“Sarah, it’s good.”
For two weeks, I’d lain in my post-op bed, waiting to hear these words from my surgical oncologist. Kidney cancer does not respond to chemotherapy. Typically, the only curative treatment is surgery: If doctors cannot literally cut your cancer out of your body, they can rarely return you to good health. The illness, for all intents and purposes, is terminal. With my surgeon’s call, I was on the fortunate side of this morose equation.
I remember little else from that conversation, but I do recall that in the first few days of my remission it seemed as if gratitude would eternally flow through my veins. I would never feel more alive than I felt post-cancer, I thought.
The irony would come only with hindsight. I am a psychologist by training. My dissertation has focused, in part, on the intuitive appeal of believing that “things happen for a reason.” My remission suddenly left me my own best subject, desperately clinging to the same ideological beliefs I’d spent my young career trying to understand. Yet for all its palliative allure, it was difficult to convince myself that my life was orchestrated such that I would get cancer at 26 — that this unfortunate turn of events was part of some broader plan that would reveal itself in time. As far as I could tell, there was no reason for my cancer other than some unfortunate mutations written in my genetic code.

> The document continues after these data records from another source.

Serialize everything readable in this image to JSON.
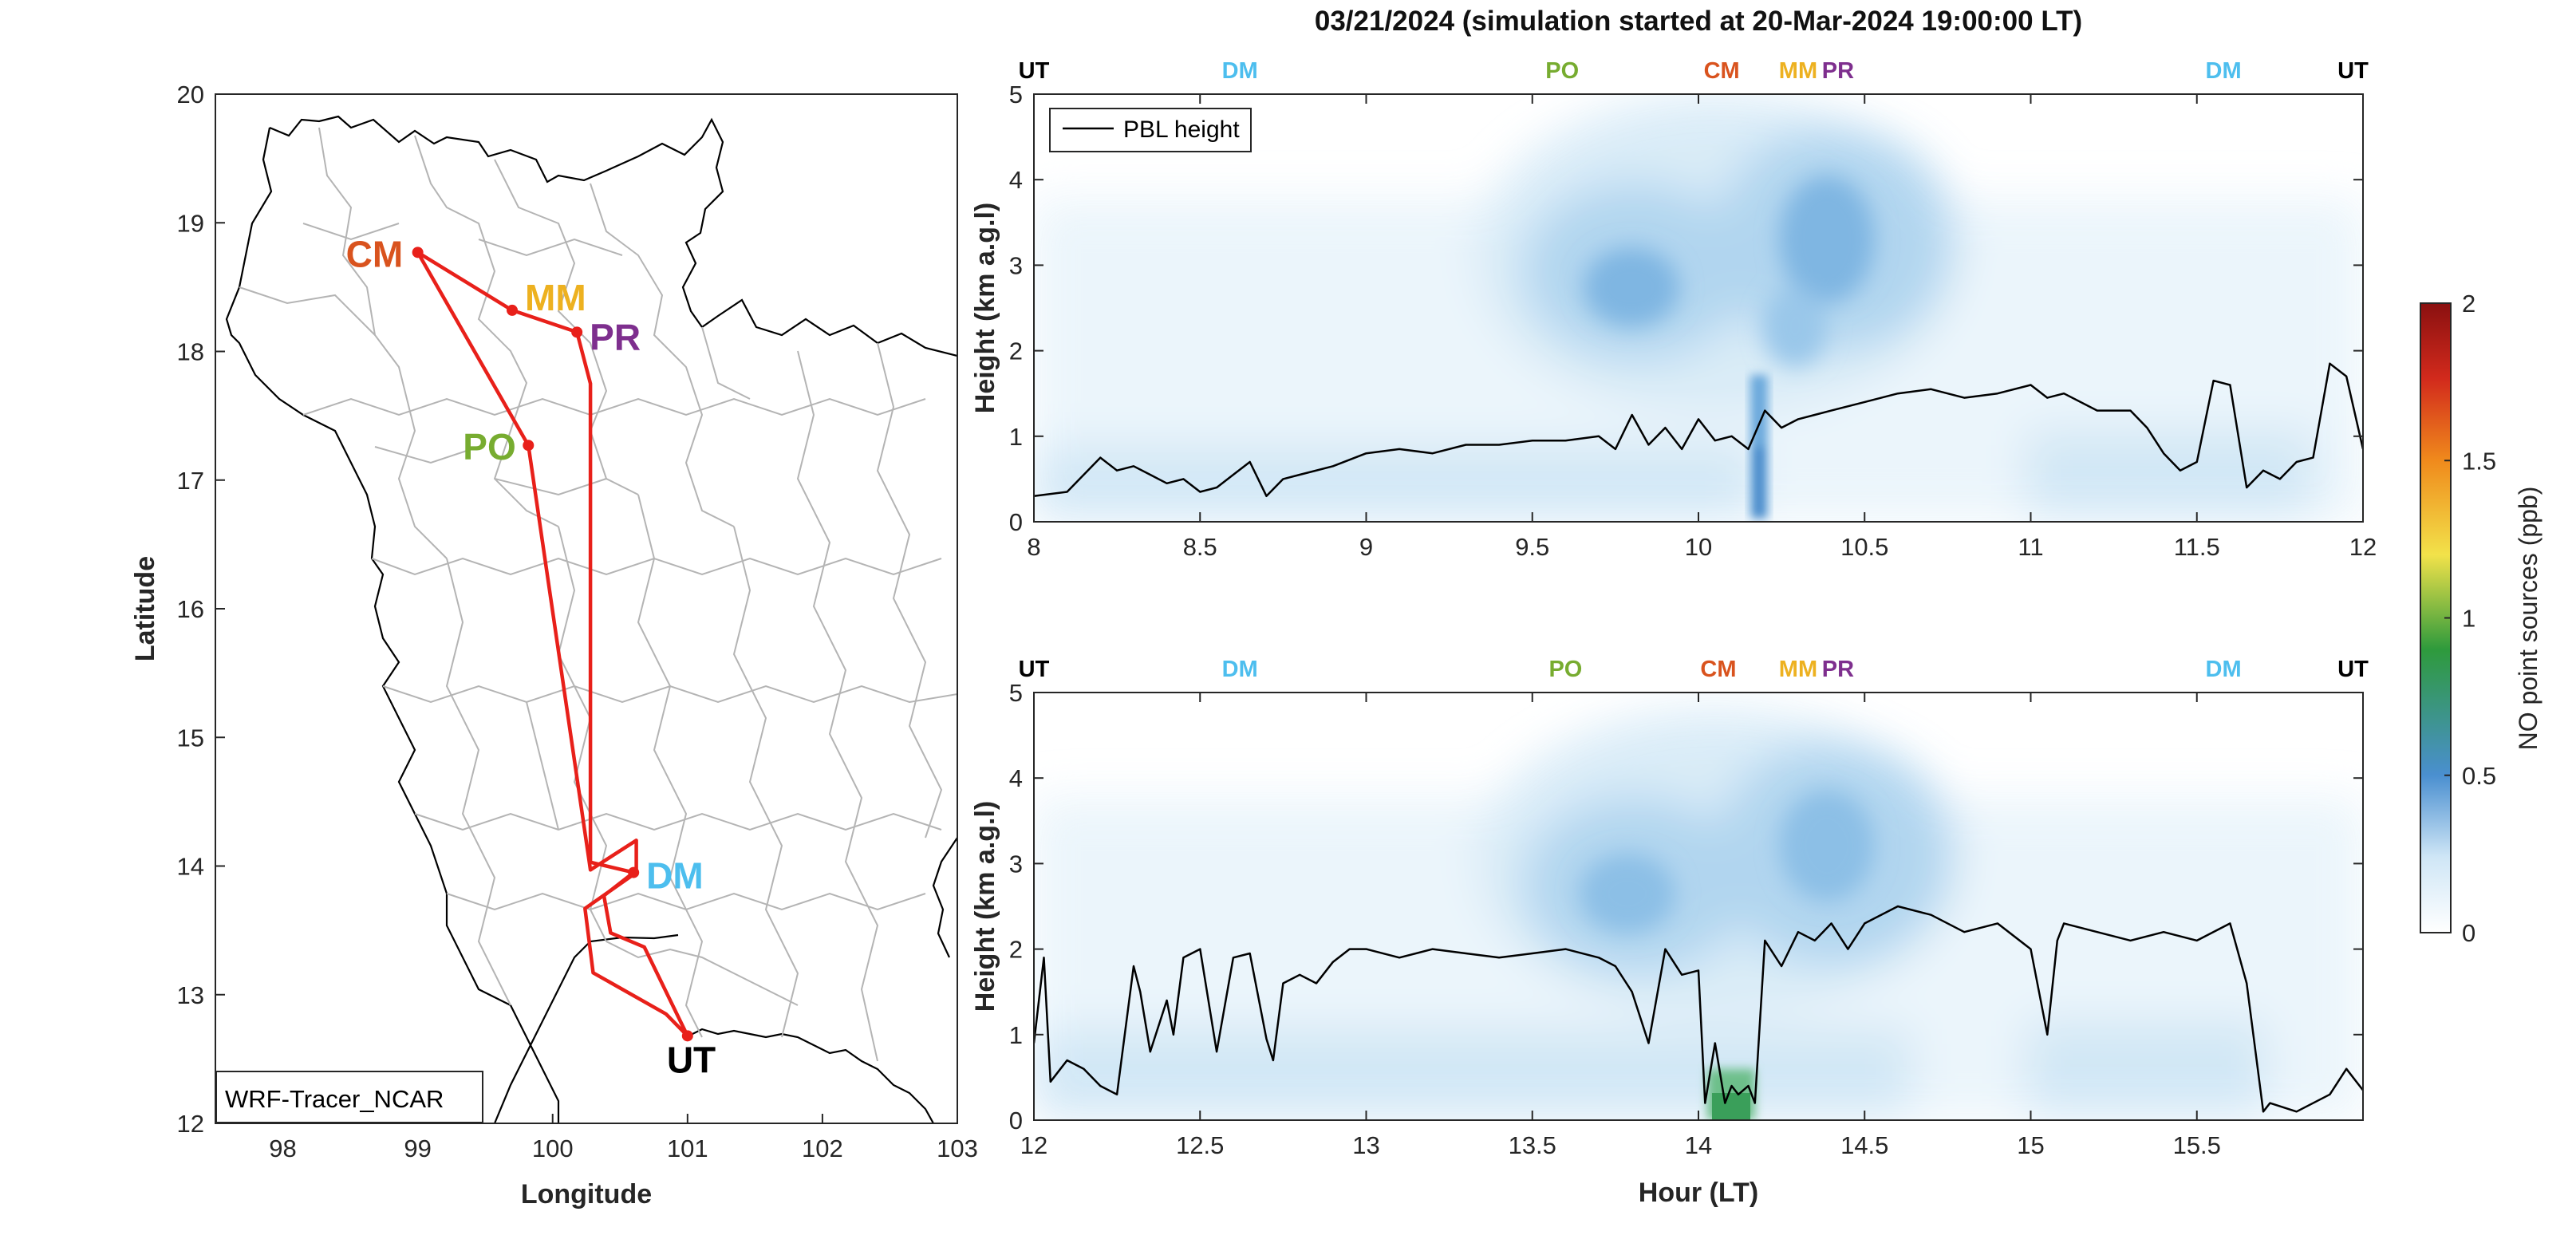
{
  "figure": {
    "title": "03/21/2024 (simulation started at 20-Mar-2024 19:00:00 LT)",
    "x_axis_label": "Hour (LT)",
    "y_axis_label": "Height (km a.g.l)",
    "legend_pbl": "PBL height",
    "colorbar_label": "NO point sources (ppb)",
    "colorbar_ticks": [
      "0",
      "0.5",
      "1",
      "1.5",
      "2"
    ],
    "colormap": [
      "#ffffff",
      "#cfe6f6",
      "#4a8fd0",
      "#2e9a3c",
      "#f2e24a",
      "#f08a1c",
      "#d22a1c",
      "#8a1010"
    ]
  },
  "map": {
    "xlabel": "Longitude",
    "ylabel": "Latitude",
    "xticks": [
      "98",
      "99",
      "100",
      "101",
      "102",
      "103"
    ],
    "yticks": [
      "12",
      "13",
      "14",
      "15",
      "16",
      "17",
      "18",
      "19",
      "20"
    ],
    "model_label": "WRF-Tracer_NCAR",
    "route_color": "#e8201a",
    "route": [
      [
        99.0,
        18.77
      ],
      [
        99.82,
        17.27
      ],
      [
        100.28,
        13.97
      ],
      [
        100.62,
        14.2
      ],
      [
        100.62,
        13.95
      ],
      [
        100.24,
        13.67
      ],
      [
        100.3,
        13.17
      ],
      [
        100.84,
        12.85
      ],
      [
        101.0,
        12.68
      ],
      [
        100.68,
        13.37
      ],
      [
        100.43,
        13.48
      ],
      [
        100.38,
        13.77
      ],
      [
        100.6,
        13.95
      ],
      [
        100.28,
        14.03
      ],
      [
        100.28,
        17.75
      ],
      [
        100.18,
        18.15
      ],
      [
        99.7,
        18.32
      ],
      [
        99.0,
        18.77
      ]
    ],
    "stops": [
      {
        "code": "CM",
        "lon": 99.0,
        "lat": 18.77,
        "color": "#d9531e"
      },
      {
        "code": "MM",
        "lon": 99.7,
        "lat": 18.32,
        "color": "#edb120"
      },
      {
        "code": "PR",
        "lon": 100.18,
        "lat": 18.15,
        "color": "#7e2f8e"
      },
      {
        "code": "PO",
        "lon": 99.82,
        "lat": 17.27,
        "color": "#77ac30"
      },
      {
        "code": "DM",
        "lon": 100.6,
        "lat": 13.95,
        "color": "#4dbeee"
      },
      {
        "code": "UT",
        "lon": 101.0,
        "lat": 12.68,
        "color": "#000000"
      }
    ]
  },
  "chart_data": [
    {
      "type": "heatmap",
      "panel": "top",
      "xlim": [
        8,
        12
      ],
      "ylim": [
        0,
        5
      ],
      "xticks": [
        "8",
        "8.5",
        "9",
        "9.5",
        "10",
        "10.5",
        "11",
        "11.5",
        "12"
      ],
      "yticks": [
        "0",
        "1",
        "2",
        "3",
        "4",
        "5"
      ],
      "station_labels": [
        {
          "code": "UT",
          "x": 8.0,
          "color": "#000000"
        },
        {
          "code": "DM",
          "x": 8.62,
          "color": "#4dbeee"
        },
        {
          "code": "PO",
          "x": 9.59,
          "color": "#77ac30"
        },
        {
          "code": "CM",
          "x": 10.07,
          "color": "#d9531e"
        },
        {
          "code": "MM",
          "x": 10.3,
          "color": "#edb120"
        },
        {
          "code": "PR",
          "x": 10.42,
          "color": "#7e2f8e"
        },
        {
          "code": "DM",
          "x": 11.58,
          "color": "#4dbeee"
        },
        {
          "code": "UT",
          "x": 11.97,
          "color": "#000000"
        }
      ],
      "series": [
        {
          "name": "PBL height",
          "x": [
            8.0,
            8.1,
            8.15,
            8.2,
            8.25,
            8.3,
            8.35,
            8.4,
            8.45,
            8.5,
            8.55,
            8.6,
            8.65,
            8.7,
            8.75,
            8.8,
            8.9,
            9.0,
            9.1,
            9.2,
            9.3,
            9.4,
            9.5,
            9.6,
            9.7,
            9.75,
            9.8,
            9.85,
            9.9,
            9.95,
            10.0,
            10.05,
            10.1,
            10.15,
            10.2,
            10.25,
            10.3,
            10.35,
            10.4,
            10.5,
            10.6,
            10.7,
            10.8,
            10.9,
            11.0,
            11.05,
            11.1,
            11.2,
            11.3,
            11.35,
            11.4,
            11.45,
            11.5,
            11.55,
            11.6,
            11.65,
            11.7,
            11.75,
            11.8,
            11.85,
            11.9,
            11.95,
            12.0
          ],
          "values": [
            0.3,
            0.35,
            0.55,
            0.75,
            0.6,
            0.65,
            0.55,
            0.45,
            0.5,
            0.35,
            0.4,
            0.55,
            0.7,
            0.3,
            0.5,
            0.55,
            0.65,
            0.8,
            0.85,
            0.8,
            0.9,
            0.9,
            0.95,
            0.95,
            1.0,
            0.85,
            1.25,
            0.9,
            1.1,
            0.85,
            1.2,
            0.95,
            1.0,
            0.85,
            1.3,
            1.1,
            1.2,
            1.25,
            1.3,
            1.4,
            1.5,
            1.55,
            1.45,
            1.5,
            1.6,
            1.45,
            1.5,
            1.3,
            1.3,
            1.1,
            0.8,
            0.6,
            0.7,
            1.65,
            1.6,
            0.4,
            0.6,
            0.5,
            0.7,
            0.75,
            1.85,
            1.7,
            0.85
          ]
        }
      ]
    },
    {
      "type": "heatmap",
      "panel": "bottom",
      "xlim": [
        12,
        16
      ],
      "ylim": [
        0,
        5
      ],
      "xticks": [
        "12",
        "12.5",
        "13",
        "13.5",
        "14",
        "14.5",
        "15",
        "15.5"
      ],
      "yticks": [
        "0",
        "1",
        "2",
        "3",
        "4",
        "5"
      ],
      "station_labels": [
        {
          "code": "UT",
          "x": 12.0,
          "color": "#000000"
        },
        {
          "code": "DM",
          "x": 12.62,
          "color": "#4dbeee"
        },
        {
          "code": "PO",
          "x": 13.6,
          "color": "#77ac30"
        },
        {
          "code": "CM",
          "x": 14.06,
          "color": "#d9531e"
        },
        {
          "code": "MM",
          "x": 14.3,
          "color": "#edb120"
        },
        {
          "code": "PR",
          "x": 14.42,
          "color": "#7e2f8e"
        },
        {
          "code": "DM",
          "x": 15.58,
          "color": "#4dbeee"
        },
        {
          "code": "UT",
          "x": 15.97,
          "color": "#000000"
        }
      ],
      "series": [
        {
          "name": "PBL height",
          "x": [
            12.0,
            12.03,
            12.05,
            12.08,
            12.1,
            12.15,
            12.2,
            12.25,
            12.3,
            12.32,
            12.35,
            12.4,
            12.42,
            12.45,
            12.5,
            12.55,
            12.6,
            12.65,
            12.7,
            12.72,
            12.75,
            12.8,
            12.85,
            12.9,
            12.95,
            13.0,
            13.1,
            13.2,
            13.3,
            13.4,
            13.5,
            13.6,
            13.7,
            13.75,
            13.8,
            13.85,
            13.9,
            13.95,
            14.0,
            14.02,
            14.05,
            14.08,
            14.1,
            14.12,
            14.15,
            14.17,
            14.2,
            14.25,
            14.3,
            14.35,
            14.4,
            14.45,
            14.5,
            14.6,
            14.7,
            14.8,
            14.9,
            15.0,
            15.05,
            15.08,
            15.1,
            15.2,
            15.3,
            15.4,
            15.5,
            15.6,
            15.65,
            15.7,
            15.72,
            15.8,
            15.9,
            15.95,
            16.0
          ],
          "values": [
            0.9,
            1.9,
            0.45,
            0.6,
            0.7,
            0.6,
            0.4,
            0.3,
            1.8,
            1.5,
            0.8,
            1.4,
            1.0,
            1.9,
            2.0,
            0.8,
            1.9,
            1.95,
            0.95,
            0.7,
            1.6,
            1.7,
            1.6,
            1.85,
            2.0,
            2.0,
            1.9,
            2.0,
            1.95,
            1.9,
            1.95,
            2.0,
            1.9,
            1.8,
            1.5,
            0.9,
            2.0,
            1.7,
            1.75,
            0.2,
            0.9,
            0.2,
            0.4,
            0.3,
            0.4,
            0.2,
            2.1,
            1.8,
            2.2,
            2.1,
            2.3,
            2.0,
            2.3,
            2.5,
            2.4,
            2.2,
            2.3,
            2.0,
            1.0,
            2.1,
            2.3,
            2.2,
            2.1,
            2.2,
            2.1,
            2.3,
            1.6,
            0.1,
            0.2,
            0.1,
            0.3,
            0.6,
            0.35
          ]
        }
      ]
    }
  ]
}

Slowly, the bottom seemed to drop out from under me. Treatment had been a darkly magical experience, marked not just with appointments and scans and hospitalizations, but also with love that boiled over, drowning out the pain and unease. In its place, the eerie quiet of my remission haunted me.
Humans are notoriously bad at predicting emotional reactions to events, good or bad, and indeed, I suddenly found myself living a forecasting error of sorts — how I imagined remission would feel seemed to starkly contrast with my lived experience. My work suddenly felt meaningless, and yet I didn’t know who I was without it. I no longer identified with my friends’ professional ambitions. They didn’t identify with my dark sentimentality. There was an urgency with which I told them I loved them. They responded in turn, and yet looked at me with unease, unsure how to handle the emotional gravity of it all.
Then there was the prescriptive question of how to spend my time. I vacillated between anxiety and disillusionment: Why push my dissertation forward, I wondered, if I might not live to go on the job market? Focus on your relationships, I told myself, the rest is ephemeral anyway. I repeated that mantra until a pang of anxiety set in: Maybe I will manage to outrun my cancer after all, only to be left without a fulfilling career. I’d binge on work until the guilt of neglecting my friends and family resurfaced. And so on and so forth.
In fact, that I struggled in itself provoked in me a sense of guilt. The cancer narrative dictates that a survivor should cherish every day as if it was her last. By that metric, it was as if I had learned nothing from losing an organ and confronting my mortality. And although my surgical scars faded, thanks to the brilliance and deft artistry of my oncologist, each follow-up scan tore open the psychological wound, unleashing raw terror and vulnerability.
With time, however, I began to see that I was simply running along life’s hedonic treadmill — while major positive events might make us momentarily happy, and major negative events might make us momentarily sad, research shows we eventually tend to return to some sort of personal “happiness stasis.” My initial diagnosis had not broken me, nor had the subsequent news of my remission immunized me from sadness, anger, and the like.
I began to notice stable changes in my psychology, though less dramatic than the societal cliches would have it. I wasn’t immune from the strain of the 20-something rat race. But I could more easily disengage from it. Cancer forced my inner circle to prematurely grapple with fear that shook the walls of social norms. When they fell, my friends and family found license to have conversations that might otherwise have been awkward or taboo. Eventually those conversations transcended cancer all together. Cherishing every day might be a tall order, we decided, but that didn’t mean we couldn’t share a renewed collective commitment to “enjoy every sandwich” — as Warren Zevon put it, following his own cancer diagnosis.
While there will always be a psychological gulf between those who have faced cancer and those who haven’t, in the end my struggle seemed to have breathed — of all things — new life into my relationships. And I had emerged from a great internal psychological study with newfound evidence for resilience I never knew I had. And here’s where things more starkly departed from the dominant narrative: That cancer strengthened, not weakened, the human experience seemed quite miraculous in itself, without needing to invent a literal story for how the cancer came about in the first place.
To be sure, given the choice, I would not have traded my left kidney for some hard-fought wisdom and a force-fed dose of perspective. But in the face of existential uncertainty, something else had become paradoxically clear: Accepting, as a scientist, the randomness of my cancer is not mutually exclusive with finding meaning in the disease. I can abandon delusions of predestination, while still gleaning value from the pain. My faith in the human spirit carries me through.
Sarah Catherine Cotterill is a PhD candidate in psychology at Harvard University.